Writer Stephen Covey wrote the self-help book, “The 7 Habits of Highly Effective People” in 1989, and since then the book has spawned spin-offs (“The 7 Habits of Highly Effective Teens,” by Covey’s son, Sean) and sold more than 25 million copies in 40 languages.
The obvious conclusion is that many people are seeking guidance on becoming more effective in their life strategies and it’s arguable there’s no group more driven to improvement than real estate agents.
So, in honor of the 30th anniversary of Covey’s book, we give you seven ways to be a more effective real estate professional.
1. Accept boredom. Many parents over the years have told kids being an adult isn’t always fun. Real estate is often fun, but like any other business, it has periods in which you must engage is repetitious tasks. (Cold calling, anyone?) And yet, sticking to those tasks that aren’t exciting are often the ones that build successful careers, so buy into boredom early.
2. Start with the end. Always keep your end goal in mind and plan backwards to ensure you are taking all the proper steps. In real estate, this might mean making a potential buyer aware of issues with a property immediately as you are aware, rather than waiting until you get an inspection report.
3. Be a businessperson. As a real estate agent, you are more entrepreneur than employee. There’s no one but yourself to keep you accountable for time spent reading online sites or hitting the nearest coffee shop. Your bottom line depends on you, so you must remember to act like the owner of your business that you are.

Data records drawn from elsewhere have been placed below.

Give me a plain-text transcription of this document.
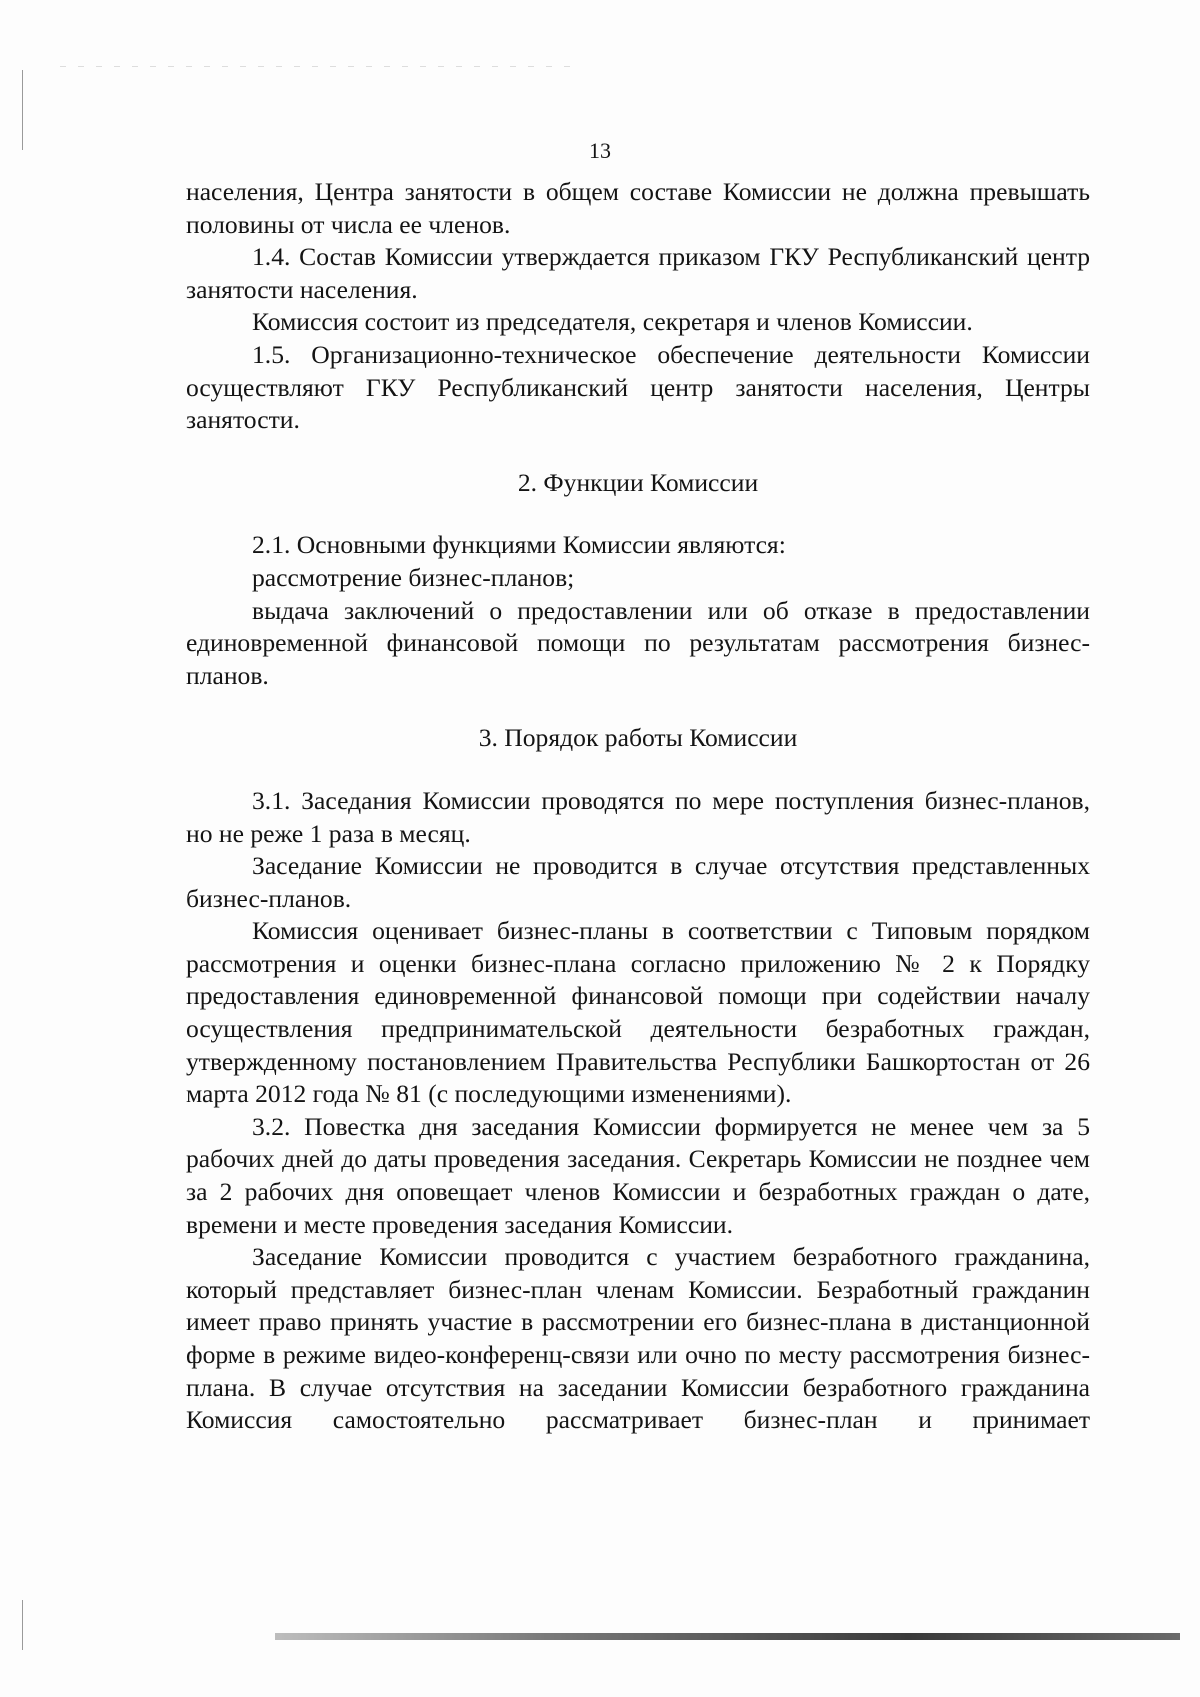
13

населения, Центра занятости в общем составе Комиссии не должна превышать половины от числа ее членов.

1.4. Состав Комиссии утверждается приказом ГКУ Республиканский центр занятости населения.

Комиссия состоит из председателя, секретаря и членов Комиссии.

1.5. Организационно-техническое обеспечение деятельности Комиссии осуществляют ГКУ Республиканский центр занятости населения, Центры занятости.

2. Функции Комиссии

2.1. Основными функциями Комиссии являются:

рассмотрение бизнес-планов;

выдача заключений о предоставлении или об отказе в предоставлении единовременной финансовой помощи по результатам рассмотрения бизнес-планов.

3. Порядок работы Комиссии

3.1. Заседания Комиссии проводятся по мере поступления бизнес-планов, но не реже 1 раза в месяц.

Заседание Комиссии не проводится в случае отсутствия представленных бизнес-планов.

Комиссия оценивает бизнес-планы в соответствии с Типовым порядком рассмотрения и оценки бизнес-плана согласно приложению № 2 к Порядку предоставления единовременной финансовой помощи при содействии началу осуществления предпринимательской деятельности безработных граждан, утвержденному постановлением Правительства Республики Башкортостан от 26 марта 2012 года № 81 (с последующими изменениями).

3.2. Повестка дня заседания Комиссии формируется не менее чем за 5 рабочих дней до даты проведения заседания. Секретарь Комиссии не позднее чем за 2 рабочих дня оповещает членов Комиссии и безработных граждан о дате, времени и месте проведения заседания Комиссии.

Заседание Комиссии проводится с участием безработного гражданина, который представляет бизнес-план членам Комиссии. Безработный гражданин имеет право принять участие в рассмотрении его бизнес-плана в дистанционной форме в режиме видео-конференц-связи или очно по месту рассмотрения бизнес-плана. В случае отсутствия на заседании Комиссии безработного гражданина Комиссия самостоятельно рассматривает бизнес-план и принимает
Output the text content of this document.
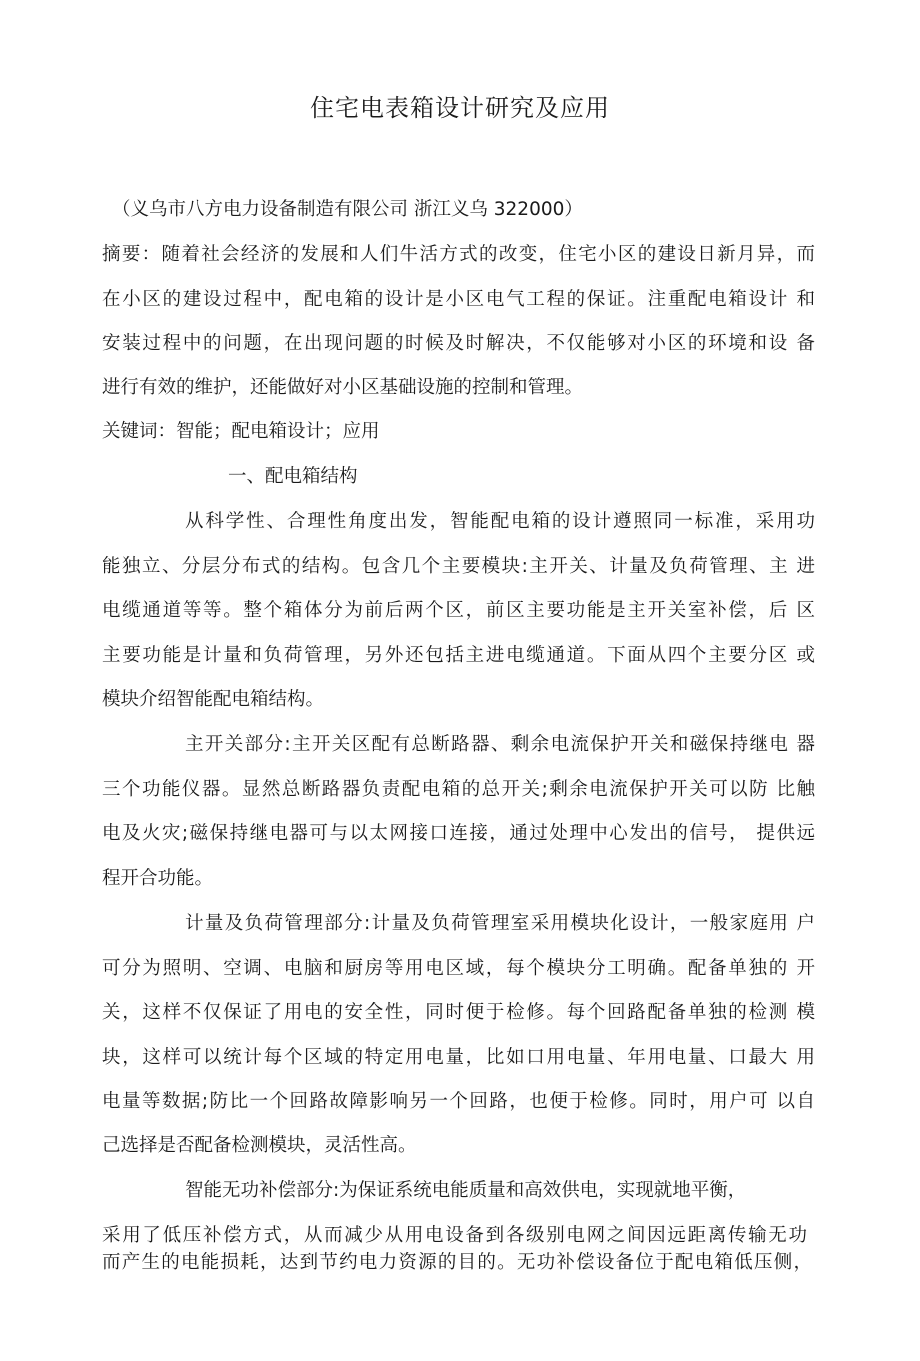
住宅电表箱设计研究及应用
（义乌市八方电力设备制造有限公司 浙江义乌 322000）
摘要：随着社会经济的发展和人们牛活方式的改变，住宅小区的建设日新月异，而
在小区的建设过程中，配电箱的设计是小区电气工程的保证。注重配电箱设计 和
安装过程中的问题，在出现问题的时候及时解决，不仅能够对小区的环境和设 备
进行有效的维护，还能做好对小区基础设施的控制和管理。
关键词：智能；配电箱设计；应用
一、配电箱结构
从科学性、合理性角度出发，智能配电箱的设计遵照同一标准，采用功
能独立、分层分布式的结构。包含几个主要模块:主开关、计量及负荷管理、主 进
电缆通道等等。整个箱体分为前后两个区，前区主要功能是主开关室补偿，后 区
主要功能是计量和负荷管理，另外还包括主进电缆通道。下面从四个主要分区 或
模块介绍智能配电箱结构。
主开关部分:主开关区配有总断路器、剩余电流保护开关和磁保持继电 器
三个功能仪器。显然总断路器负责配电箱的总开关;剩余电流保护开关可以防 比触
电及火灾;磁保持继电器可与以太网接口连接，通过处理中心发出的信号， 提供远
程开合功能。
计量及负荷管理部分:计量及负荷管理室采用模块化设计，一般家庭用 户
可分为照明、空调、电脑和厨房等用电区域，每个模块分工明确。配备单独的 开
关，这样不仅保证了用电的安全性，同时便于检修。每个回路配备单独的检测 模
块，这样可以统计每个区域的特定用电量，比如口用电量、年用电量、口最大 用
电量等数据;防比一个回路故障影响另一个回路，也便于检修。同时，用户可 以自
己选择是否配备检测模块，灵活性高。
智能无功补偿部分:为保证系统电能质量和高效供电，实现就地平衡，
采用了低压补偿方式，从而减少从用电设备到各级别电网之间因远距离传输无功
而产生的电能损耗，达到节约电力资源的目的。无功补偿设备位于配电箱低压侧，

4. Relationships before sales. Nothing turns off clients faster than the sense you care only about closing a deal and getting your commission check cut. Our business is about relationships so ask questions. Listen intently to what is on your customers’ minds. Be quick to provide information to them and nurture the relationship.
5. Practice discipline. Discipline is one of the keys to success in any endeavor from sports to careers. This means you get to work at the same time each day, you organize your drip communications with prospects, so they hear from you regularly, and you make time to practice scripts.
6. Just do the work. Each of us probably knows a master of creative avoidance, a person who spends so much time looking for shortcuts they could have finished their assignments in the time spent avoiding it. Shortcuts rarely work. Emulate other successful agents and put in the hours.
7. “Sharpen the saw.” Covey popularized the phrase, ‘sharpen the saw,’ a fancy way of saying ‘take care of you.’ Burnout can harm even the most successful people, so take time to improve yourself either mentally or physically. Exercise, yoga, meditation and eating healthfully all help you be your best.
Finally, keep continuous improvement in mind. By constantly seeking growth and improvement, we can become most effective in both our careers and personal lives.